Please ignore the "walked 7 miles to school uphill both ways" nature of my post, but Richard brought up a few factors above that help support my theory that 2004 was one of FIRST's best games from both a participant and spectator's point of view:
- Projectiles are always super fun! Great for spectators and the element of unpredictability is exciting.
- Ending hanging points, and subsequent defense of the hanging bar, caused some of the most intense match endings I've ever personally witnessed.
- Autonomous mode was still somewhat in its infancy, but the great drop of kickballs was exciting (especially for teams that built giant funnels).
- The raise in platforms was a distinct design challenge for many teams.
- The high goals and low goals, and the 2x doubler ball, gave an opportunity to teams of all levels to build a robot that could contribute on the field.
...and finally, my favorite aspect:
- A really wide range of designs could effectively play the game. Funnels, hangers from the floor, defensive hangers (these were awesome), 2x ball manipulators, quick driving defensive bots with last-second hangs, and even a few robots that could do almost all of the tasks.

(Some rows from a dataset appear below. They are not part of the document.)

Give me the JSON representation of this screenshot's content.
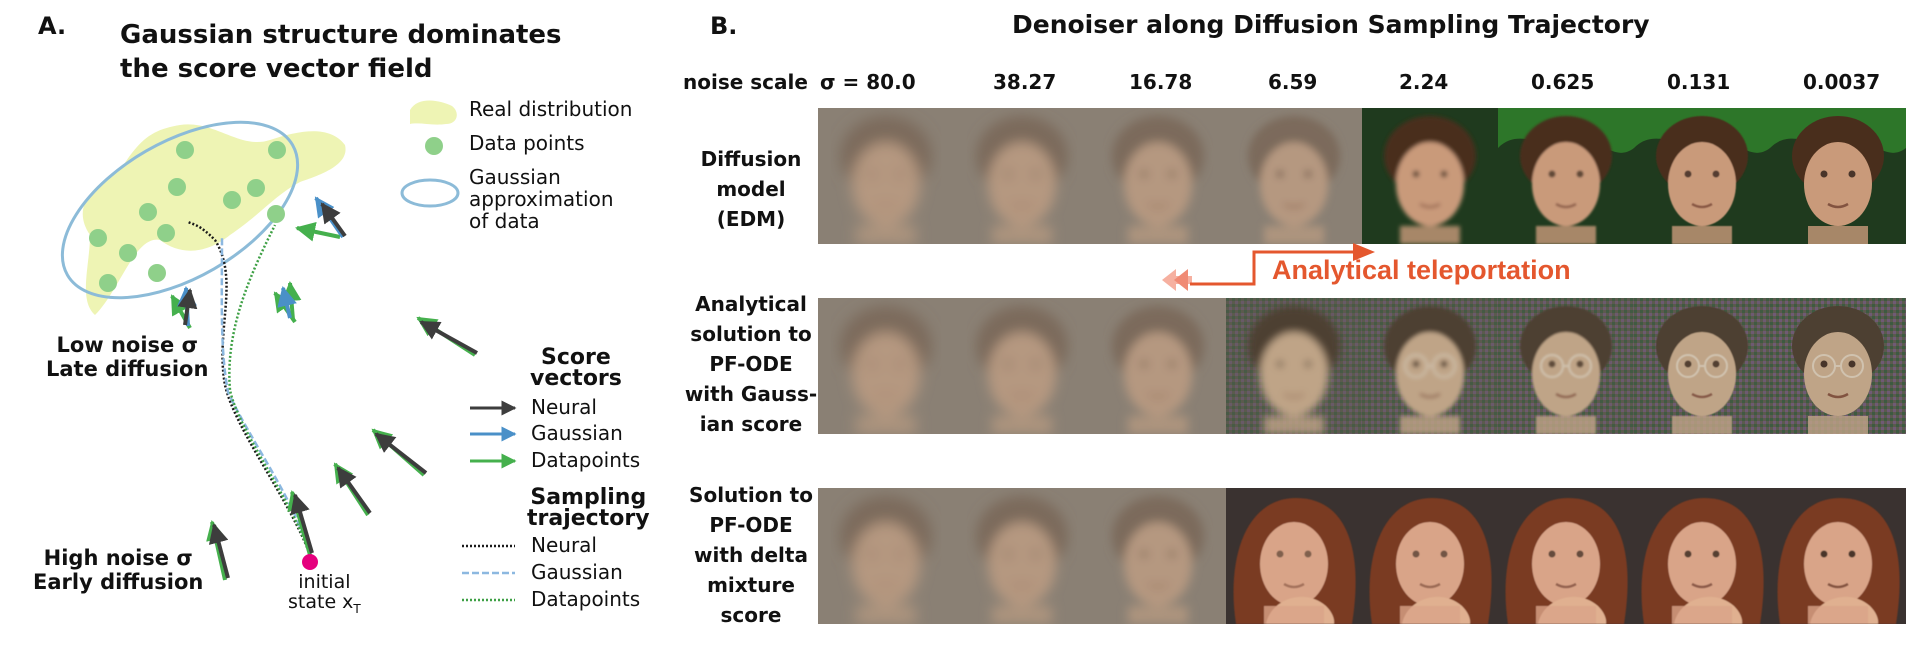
{
  "panel_a": {
    "letter": "A.",
    "title_line1": "Gaussian structure dominates",
    "title_line2": "the score vector field",
    "legend": {
      "real_distribution": "Real distribution",
      "data_points": "Data points",
      "gaussian_approx": [
        "Gaussian",
        "approximation",
        "of data"
      ]
    },
    "low_noise": [
      "Low noise σ",
      "Late diffusion"
    ],
    "high_noise": [
      "High noise σ",
      "Early diffusion"
    ],
    "initial_state": [
      "initial",
      "state x"
    ],
    "initial_state_sub": "T",
    "score_vectors": {
      "heading": [
        "Score",
        "vectors"
      ],
      "items": [
        {
          "label": "Neural",
          "color": "#3d3d3d"
        },
        {
          "label": "Gaussian",
          "color": "#4a90c8"
        },
        {
          "label": "Datapoints",
          "color": "#45b04d"
        }
      ]
    },
    "sampling_trajectory": {
      "heading": [
        "Sampling",
        "trajectory"
      ],
      "items": [
        {
          "label": "Neural",
          "color": "#1a1a1a"
        },
        {
          "label": "Gaussian",
          "color": "#8cb8e0"
        },
        {
          "label": "Datapoints",
          "color": "#3ea045"
        }
      ]
    },
    "colors": {
      "real_distribution": "#eef4b4",
      "data_point": "#8fd08a",
      "ellipse": "#8cbbd8",
      "initial_state": "#e5007e"
    }
  },
  "panel_b": {
    "letter": "B.",
    "title": "Denoiser along Diffusion Sampling Trajectory",
    "noise_scale_label": "noise scale",
    "sigmas": [
      "σ = 80.0",
      "38.27",
      "16.78",
      "6.59",
      "2.24",
      "0.625",
      "0.131",
      "0.0037"
    ],
    "rows": [
      {
        "label": [
          "Diffusion",
          "model",
          "(EDM)"
        ]
      },
      {
        "label": [
          "Analytical",
          "solution to",
          "PF-ODE",
          "with Gauss-",
          "ian score"
        ]
      },
      {
        "label": [
          "Solution to",
          "PF-ODE",
          "with delta",
          "mixture",
          "score"
        ]
      }
    ],
    "teleport_label": "Analytical teleportation",
    "teleport_color": "#e4572e"
  }
}
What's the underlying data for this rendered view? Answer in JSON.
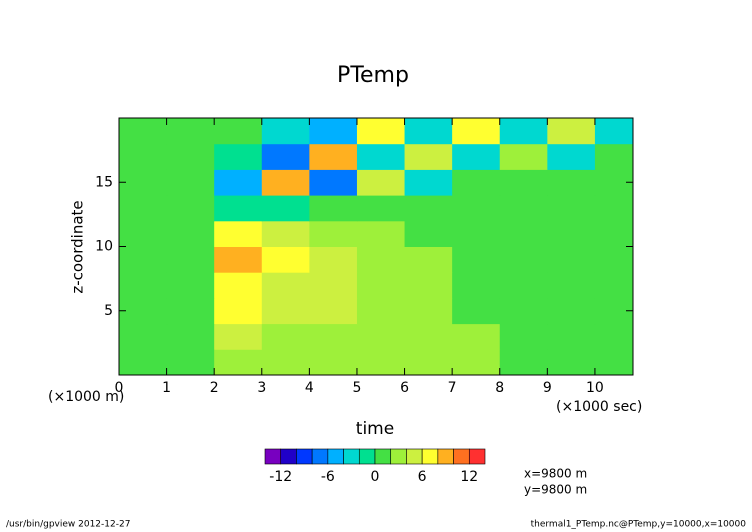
{
  "chart_data": {
    "type": "heatmap",
    "title": "PTemp",
    "x_label": "time",
    "y_label": "z-coordinate",
    "x_unit_note": "(×1000 sec)",
    "y_unit_note": "(×1000 m)",
    "x": [
      0.5,
      1.5,
      2.5,
      3.5,
      4.5,
      5.5,
      6.5,
      7.5,
      8.5,
      9.5,
      10.5
    ],
    "y": [
      1,
      3,
      5,
      7,
      9,
      11,
      13,
      15,
      17,
      19
    ],
    "values": [
      [
        1,
        1,
        3,
        3,
        3,
        3,
        3,
        3,
        1,
        1,
        1
      ],
      [
        1,
        1,
        5,
        3,
        3,
        3,
        3,
        3,
        1,
        1,
        1
      ],
      [
        1,
        1,
        6,
        5,
        5,
        3,
        3,
        1,
        1,
        1,
        1
      ],
      [
        1,
        1,
        6,
        5,
        5,
        3,
        3,
        1,
        1,
        1,
        1
      ],
      [
        1,
        1,
        8,
        7,
        5,
        3,
        3,
        1,
        1,
        1,
        1
      ],
      [
        1,
        1,
        7,
        5,
        3,
        3,
        1,
        1,
        1,
        1,
        1
      ],
      [
        1,
        1,
        -1,
        -1,
        1,
        1,
        1,
        1,
        1,
        1,
        1
      ],
      [
        1,
        1,
        -5,
        9,
        -7,
        5,
        -3,
        1,
        1,
        1,
        1
      ],
      [
        1,
        1,
        -1,
        -7,
        9,
        -3,
        5,
        -3,
        3,
        -3,
        1
      ],
      [
        1,
        1,
        1,
        -3,
        -5,
        7,
        -3,
        7,
        -3,
        5,
        -3
      ]
    ],
    "xlim": [
      0,
      10.8
    ],
    "ylim": [
      0,
      20
    ],
    "xticks": [
      0,
      1,
      2,
      3,
      4,
      5,
      6,
      7,
      8,
      9,
      10
    ],
    "yticks": [
      5,
      10,
      15
    ],
    "colorbar": {
      "levels": [
        -14,
        -12,
        -10,
        -8,
        -6,
        -4,
        -2,
        0,
        2,
        4,
        6,
        8,
        10,
        12,
        14
      ],
      "colors": [
        "#7800c0",
        "#2000c8",
        "#0038ff",
        "#0078ff",
        "#00b0ff",
        "#00d8d0",
        "#00e090",
        "#44e044",
        "#9ef03a",
        "#ccf040",
        "#ffff30",
        "#ffb020",
        "#ff7020",
        "#ff3030"
      ],
      "ticks": [
        -12,
        -6,
        0,
        6,
        12
      ]
    },
    "annotations": [
      "x=9800 m",
      "y=9800 m"
    ]
  },
  "footer": {
    "left": "/usr/bin/gpview  2012-12-27",
    "right": "thermal1_PTemp.nc@PTemp,y=10000,x=10000"
  }
}
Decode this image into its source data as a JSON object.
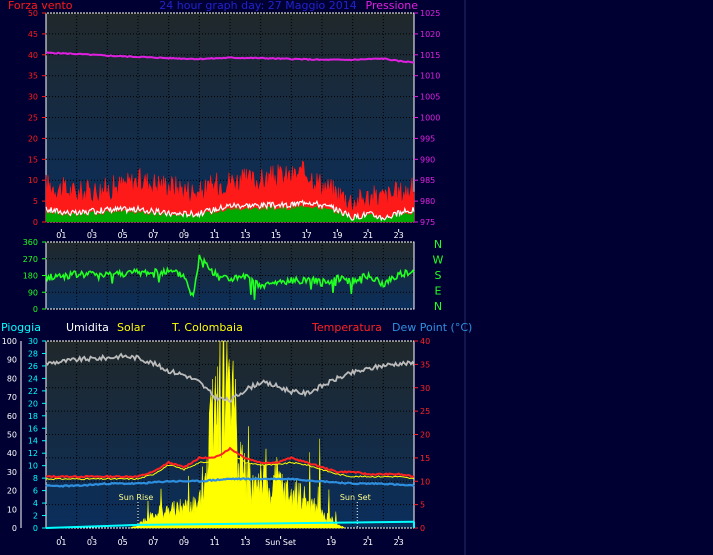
{
  "colors": {
    "bg": "#000033",
    "plot_grad_top": "#20282a",
    "plot_grad_bottom": "#0a2e5c",
    "wind": "#ff1a1a",
    "gust_white": "#ffffff",
    "wind_green": "#00aa00",
    "pressure": "#e020e0",
    "direction": "#22ff22",
    "humidity": "#bbbbbb",
    "solar": "#ffff00",
    "temperature": "#ff2222",
    "dewpoint": "#2f8fdf",
    "rain": "#00ffff",
    "title": "#2222cc",
    "pioggia_label": "#00ffff",
    "white": "#ffffff"
  },
  "chart_data": [
    {
      "type": "area",
      "title": "24 hour graph day: 27 Maggio 2014",
      "y_left_label": "Forza vento",
      "y_right_label": "Pressione",
      "ylim_left": [
        0,
        50
      ],
      "ylim_right": [
        975,
        1025
      ],
      "yticks_left": [
        "0",
        "5",
        "10",
        "15",
        "20",
        "25",
        "30",
        "35",
        "40",
        "45",
        "50"
      ],
      "yticks_right": [
        "975",
        "980",
        "985",
        "990",
        "995",
        "1000",
        "1005",
        "1010",
        "1015",
        "1020",
        "1025"
      ],
      "x_ticks": [
        "01",
        "03",
        "05",
        "07",
        "09",
        "11",
        "13",
        "15",
        "17",
        "19",
        "21",
        "23"
      ],
      "series": [
        {
          "key": "pressure",
          "x": [
            0,
            2,
            4,
            6,
            8,
            10,
            12,
            14,
            16,
            18,
            20,
            22,
            23,
            24
          ],
          "values": [
            1015.5,
            1015.2,
            1014.8,
            1014.5,
            1014.2,
            1014.0,
            1014.3,
            1014.2,
            1014.0,
            1013.8,
            1013.8,
            1014.1,
            1013.5,
            1013.2
          ]
        },
        {
          "key": "wind_gust",
          "x": [
            0,
            2,
            4,
            6,
            8,
            10,
            11,
            12,
            13,
            14,
            15,
            16,
            17,
            18,
            19,
            20,
            21,
            22,
            23,
            24
          ],
          "values": [
            8,
            6,
            7,
            9,
            8,
            6,
            8,
            9,
            9,
            9,
            10,
            10,
            11,
            8,
            6,
            4,
            5,
            5,
            6,
            7
          ]
        },
        {
          "key": "wind_avg",
          "x": [
            0,
            2,
            4,
            6,
            8,
            10,
            11,
            12,
            13,
            14,
            15,
            16,
            17,
            18,
            19,
            20,
            21,
            22,
            23,
            24
          ],
          "values": [
            3,
            2,
            3,
            3,
            2,
            2,
            3,
            4,
            4,
            4,
            4,
            4,
            5,
            4,
            3,
            1,
            2,
            1,
            2,
            3
          ]
        }
      ]
    },
    {
      "type": "scatter",
      "title": "",
      "ylim": [
        0,
        360
      ],
      "yticks": [
        "0",
        "90",
        "180",
        "270",
        "360"
      ],
      "compass_labels": [
        "N",
        "W",
        "S",
        "E",
        "N"
      ],
      "x_ticks": [
        "01",
        "03",
        "05",
        "07",
        "09",
        "11",
        "13",
        "15",
        "17",
        "19",
        "21",
        "23"
      ],
      "series": [
        {
          "key": "direction",
          "x": [
            0,
            2,
            4,
            6,
            8,
            9,
            9.6,
            10,
            11,
            12,
            13,
            14,
            15,
            16,
            17,
            18,
            19,
            20,
            21,
            22,
            23,
            24
          ],
          "values": [
            170,
            185,
            190,
            195,
            200,
            180,
            60,
            280,
            190,
            160,
            170,
            120,
            140,
            150,
            160,
            140,
            170,
            150,
            180,
            130,
            190,
            190
          ]
        }
      ]
    },
    {
      "type": "line",
      "legend": [
        "Pioggia",
        "Umidita",
        "Solar",
        "T. Colombaia",
        "Temperatura",
        "Dew Point (°C)"
      ],
      "ylim_left_outer": [
        0,
        100
      ],
      "ylim_left_inner": [
        0,
        30
      ],
      "ylim_right": [
        0,
        40
      ],
      "yticks_left_outer": [
        "0",
        "10",
        "20",
        "30",
        "40",
        "50",
        "60",
        "70",
        "80",
        "90",
        "100"
      ],
      "yticks_left_inner": [
        "0",
        "2",
        "4",
        "6",
        "8",
        "10",
        "12",
        "14",
        "16",
        "18",
        "20",
        "22",
        "24",
        "26",
        "28",
        "30"
      ],
      "yticks_right": [
        "0",
        "5",
        "10",
        "15",
        "20",
        "25",
        "30",
        "35",
        "40"
      ],
      "x_ticks": [
        "01",
        "03",
        "05",
        "07",
        "09",
        "11",
        "13",
        "Sun Set",
        "19",
        "21",
        "23"
      ],
      "annotations": {
        "sunrise": "Sun Rise",
        "sunset": "Sun Set"
      },
      "series": [
        {
          "key": "humidity",
          "x": [
            0,
            2,
            4,
            5,
            6,
            7,
            8,
            9,
            10,
            11,
            12,
            13,
            14,
            15,
            16,
            17,
            18,
            19,
            20,
            21,
            22,
            23,
            24
          ],
          "values": [
            88,
            90,
            91,
            92,
            91,
            88,
            84,
            82,
            78,
            70,
            68,
            74,
            78,
            76,
            73,
            72,
            76,
            80,
            83,
            85,
            87,
            88,
            88
          ]
        },
        {
          "key": "temperature",
          "x": [
            0,
            2,
            4,
            6,
            7,
            8,
            9,
            10,
            11,
            12,
            13,
            14,
            15,
            16,
            17,
            18,
            19,
            20,
            21,
            22,
            23,
            24
          ],
          "values": [
            11,
            11,
            11,
            11,
            12,
            14,
            13,
            15,
            15,
            17,
            15,
            14,
            14,
            15,
            14,
            13,
            12,
            12,
            11.5,
            11.5,
            11.5,
            11
          ]
        },
        {
          "key": "colombaia",
          "x": [
            0,
            2,
            4,
            6,
            7,
            8,
            9,
            10,
            11,
            12,
            13,
            14,
            15,
            16,
            17,
            18,
            19,
            20,
            21,
            22,
            23,
            24
          ],
          "values": [
            10.5,
            10.5,
            10.5,
            10.5,
            11.5,
            13.5,
            12.5,
            14,
            14,
            16,
            14,
            13.5,
            13.5,
            14,
            13.5,
            12.5,
            11.5,
            11,
            11,
            11,
            11,
            10.5
          ]
        },
        {
          "key": "dewpoint",
          "x": [
            0,
            2,
            4,
            6,
            8,
            10,
            12,
            14,
            16,
            18,
            20,
            22,
            24
          ],
          "values": [
            9,
            9,
            9.5,
            9.5,
            10,
            10,
            10.5,
            10.5,
            10.5,
            10,
            9.5,
            9.5,
            9
          ]
        },
        {
          "key": "solar",
          "x": [
            5.5,
            6,
            6.5,
            7,
            8,
            9,
            10,
            10.5,
            11,
            11.5,
            12,
            12.5,
            13,
            13.5,
            14,
            14.5,
            15,
            15.5,
            16,
            16.5,
            17,
            17.5,
            18,
            18.5,
            19,
            19.5
          ],
          "values": [
            0,
            2,
            5,
            9,
            10,
            12,
            14,
            40,
            90,
            70,
            100,
            45,
            30,
            25,
            30,
            20,
            28,
            22,
            18,
            20,
            15,
            12,
            8,
            5,
            2,
            0
          ]
        },
        {
          "key": "rain",
          "x": [
            0,
            6,
            24
          ],
          "values": [
            0,
            0.5,
            1
          ]
        }
      ]
    }
  ]
}
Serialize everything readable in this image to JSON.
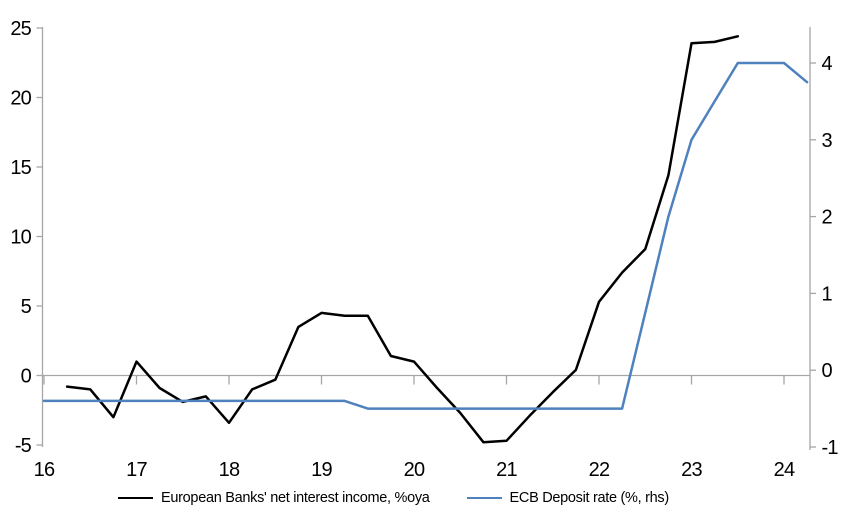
{
  "legend": {
    "series1_label": "European Banks' net interest income, %oya",
    "series2_label": "ECB Deposit rate (%, rhs)"
  },
  "colors": {
    "series1": "#000000",
    "series2": "#4E81BD",
    "axis": "#A6A6A6",
    "text": "#000000",
    "background": "#FFFFFF"
  },
  "chart_data": {
    "type": "line",
    "title": "",
    "xlabel": "",
    "ylabel_left": "",
    "ylabel_right": "",
    "grid": "zero-line-only",
    "legend_position": "bottom",
    "x_ticks": [
      16,
      17,
      18,
      19,
      20,
      21,
      22,
      23,
      24
    ],
    "x_range": [
      16,
      24.3
    ],
    "left_axis": {
      "ticks": [
        25,
        20,
        15,
        10,
        5,
        0,
        -5
      ],
      "range": [
        -5.2,
        25.1
      ]
    },
    "right_axis": {
      "ticks": [
        4,
        3,
        2,
        1,
        0,
        -1
      ],
      "range": [
        -1,
        4.5
      ]
    },
    "series": [
      {
        "name": "European Banks' net interest income, %oya",
        "axis": "left",
        "color": "#000000",
        "x": [
          16.25,
          16.5,
          16.75,
          17.0,
          17.25,
          17.5,
          17.75,
          18.0,
          18.25,
          18.5,
          18.75,
          19.0,
          19.25,
          19.5,
          19.75,
          20.0,
          20.25,
          20.5,
          20.75,
          21.0,
          21.25,
          21.5,
          21.75,
          22.0,
          22.25,
          22.5,
          22.75,
          23.0,
          23.25,
          23.5
        ],
        "values": [
          -0.8,
          -1.0,
          -3.0,
          1.0,
          -0.9,
          -1.9,
          -1.5,
          -3.4,
          -1.0,
          -0.3,
          3.5,
          4.5,
          4.3,
          4.3,
          1.4,
          1.0,
          -0.9,
          -2.7,
          -4.8,
          -4.7,
          -2.9,
          -1.2,
          0.4,
          5.3,
          7.4,
          9.1,
          14.4,
          23.9,
          24.0,
          24.4
        ]
      },
      {
        "name": "ECB Deposit rate (%, rhs)",
        "axis": "right",
        "color": "#4E81BD",
        "x": [
          16.0,
          16.25,
          16.5,
          16.75,
          17.0,
          17.25,
          17.5,
          17.75,
          18.0,
          18.25,
          18.5,
          18.75,
          19.0,
          19.25,
          19.5,
          19.75,
          20.0,
          20.25,
          20.5,
          20.75,
          21.0,
          21.25,
          21.5,
          21.75,
          22.0,
          22.25,
          22.5,
          22.75,
          23.0,
          23.25,
          23.5,
          23.75,
          24.0,
          24.25
        ],
        "values": [
          -0.4,
          -0.4,
          -0.4,
          -0.4,
          -0.4,
          -0.4,
          -0.4,
          -0.4,
          -0.4,
          -0.4,
          -0.4,
          -0.4,
          -0.4,
          -0.4,
          -0.5,
          -0.5,
          -0.5,
          -0.5,
          -0.5,
          -0.5,
          -0.5,
          -0.5,
          -0.5,
          -0.5,
          -0.5,
          -0.5,
          0.75,
          2.0,
          3.0,
          3.5,
          4.0,
          4.0,
          4.0,
          3.75
        ]
      }
    ]
  }
}
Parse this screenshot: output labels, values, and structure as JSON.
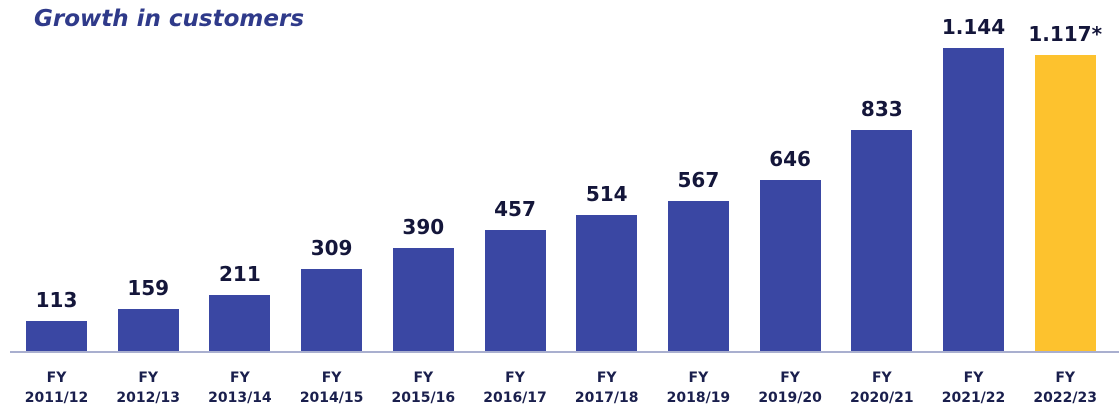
{
  "chart_data": {
    "type": "bar",
    "title": "Growth in customers",
    "categories": [
      "FY 2011/12",
      "FY 2012/13",
      "FY 2013/14",
      "FY 2014/15",
      "FY 2015/16",
      "FY 2016/17",
      "FY 2017/18",
      "FY 2018/19",
      "FY 2019/20",
      "FY 2020/21",
      "FY 2021/22",
      "FY 2022/23"
    ],
    "values": [
      113,
      159,
      211,
      309,
      390,
      457,
      514,
      567,
      646,
      833,
      1144,
      1117
    ],
    "value_labels": [
      "113",
      "159",
      "211",
      "309",
      "390",
      "457",
      "514",
      "567",
      "646",
      "833",
      "1.144",
      "1.117*"
    ],
    "colors": [
      "#3a47a3",
      "#3a47a3",
      "#3a47a3",
      "#3a47a3",
      "#3a47a3",
      "#3a47a3",
      "#3a47a3",
      "#3a47a3",
      "#3a47a3",
      "#3a47a3",
      "#3a47a3",
      "#fdc22e"
    ]
  }
}
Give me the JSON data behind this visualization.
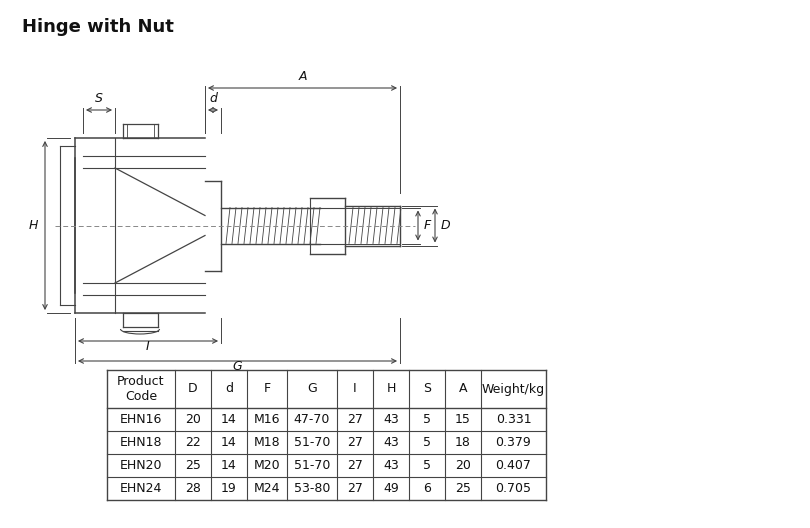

Having been on a GDC, designing games is hard. SO hard. Designing a game with a lot of the above points without it being too "busy", or having too many tasks for one team to complete, is harder. Designing a game where all levels of team experience can contribute to the gameplay is harder still. And on it goes. My hat remains off to all GDC members across all competitions, because it is truly a tough job to get just right.
tl;dr: 2004 remains my personal perfect mix of excited spectators, a unique spread of robots, excellent visual gameplay, good scoring spread among tasks, and being an interesting engineering challenge. YMMV. If you aren't familiar or haven't watched videos, you should check it out.